Un « Beauvau de la sécurité » bien mal nommé

Nous avons reçu un communiqué de l'ANCTS (Association Nationale des Cadres Territoriaux de la Sécurité)

L’Association Nationale des Cadres Territoriaux de la Sécurité (ANCTS) a écouté avec attention le discours du président de la République en clôture du Beauvau de la sécurité, le mardi 14 septembre à Roubaix.

L’ANCTS regrette qu’aucune mention des collectivités territoriales et de leur rôle quotidien dans la sécurité des français n’ait figuré dans ce discours. Le Beauvau de la sécurité était donc bien mal nommé en omettant quasiment tous les autres intervenants en dehors des acteurs étatiques.

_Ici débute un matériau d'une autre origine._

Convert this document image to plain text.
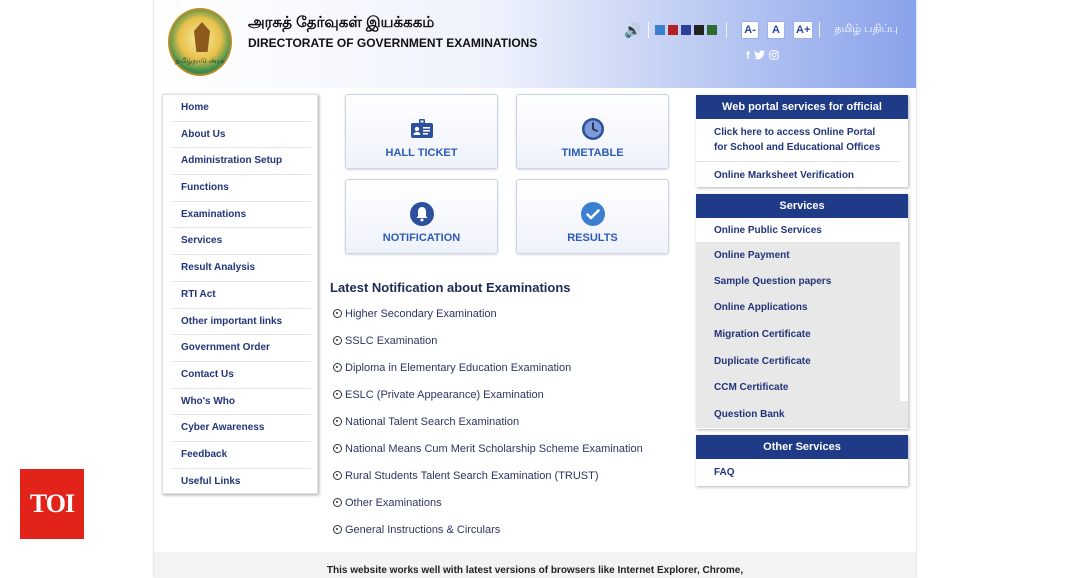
தமிழ்நாடு அரசு
அரசுத் தேர்வுகள் இயக்ககம்
DIRECTORATE OF GOVERNMENT EXAMINATIONS
🔊	A-	A	A+ தமிழ் பதிப்பு
f
Home
About Us
Administration Setup
Functions
Examinations
Services
Result Analysis
RTI Act
Other important links
Government Order
Contact Us
Who's Who
Cyber Awareness
Feedback
Useful Links
HALL TICKET	TIMETABLE
NOTIFICATION	RESULTS
Latest Notification about Examinations
Higher Secondary Examination
SSLC Examination
Diploma in Elementary Education Examination
ESLC (Private Appearance) Examination
National Talent Search Examination
National Means Cum Merit Scholarship Scheme Examination
Rural Students Talent Search Examination (TRUST)
Other Examinations
General Instructions & Circulars
Web portal services for official
Click here to access Online Portal for School and Educational Offices
Online Marksheet Verification
Services
Online Public Services
Online Payment
Sample Question papers
Online Applications
Migration Certificate
Duplicate Certificate
CCM Certificate
Question Bank
Other Services
FAQ
This website works well with latest versions of browsers like Internet Explorer, Chrome,
TOI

Paradoxalement, en annonçant sa volonté de doubler les effectifs de la police et et de la gendarmerie nationales sur la voie publique sous dix ans, le président de la République reconnait implicitement un déficit laissant un vide, un vide aujourd’hui comblé par les agents territoriaux. Sans même prendre en considération les propositions des élus locaux et des cadres territoriaux, notamment celles de l’ANCTS, le président a quasiment nié la valeur du travail des plus de 30 000 agents territoriaux travaillant chaque jour dans les collectivités territoriales sur ces questions, qu’ils s’agissent de policiers municipaux, de gardes champêtres, d’agents de surveillance de la voie publique, d’inspecteur de salubrité, d’inspecteurs du cadre de vie, d’agents exploitant les systèmes de vidéoprotection ainsi que de tous les autres agents assermentés. Ces derniers attendent pourtant des réponses. L’efficacité des actions de sécurité repose en effet aussi sur la qualité des partenariats noués par les forces étatiques avec les agents territoriaux, à l’instar des objectifs affichés par les récents contrats de sécurité intégrée dont l’Etat assure la promotion.

Il est regrettable que le président de la République n’ait pas saisi l’opportunité de ce discours et du Beauvau de la sécurité pour le faire.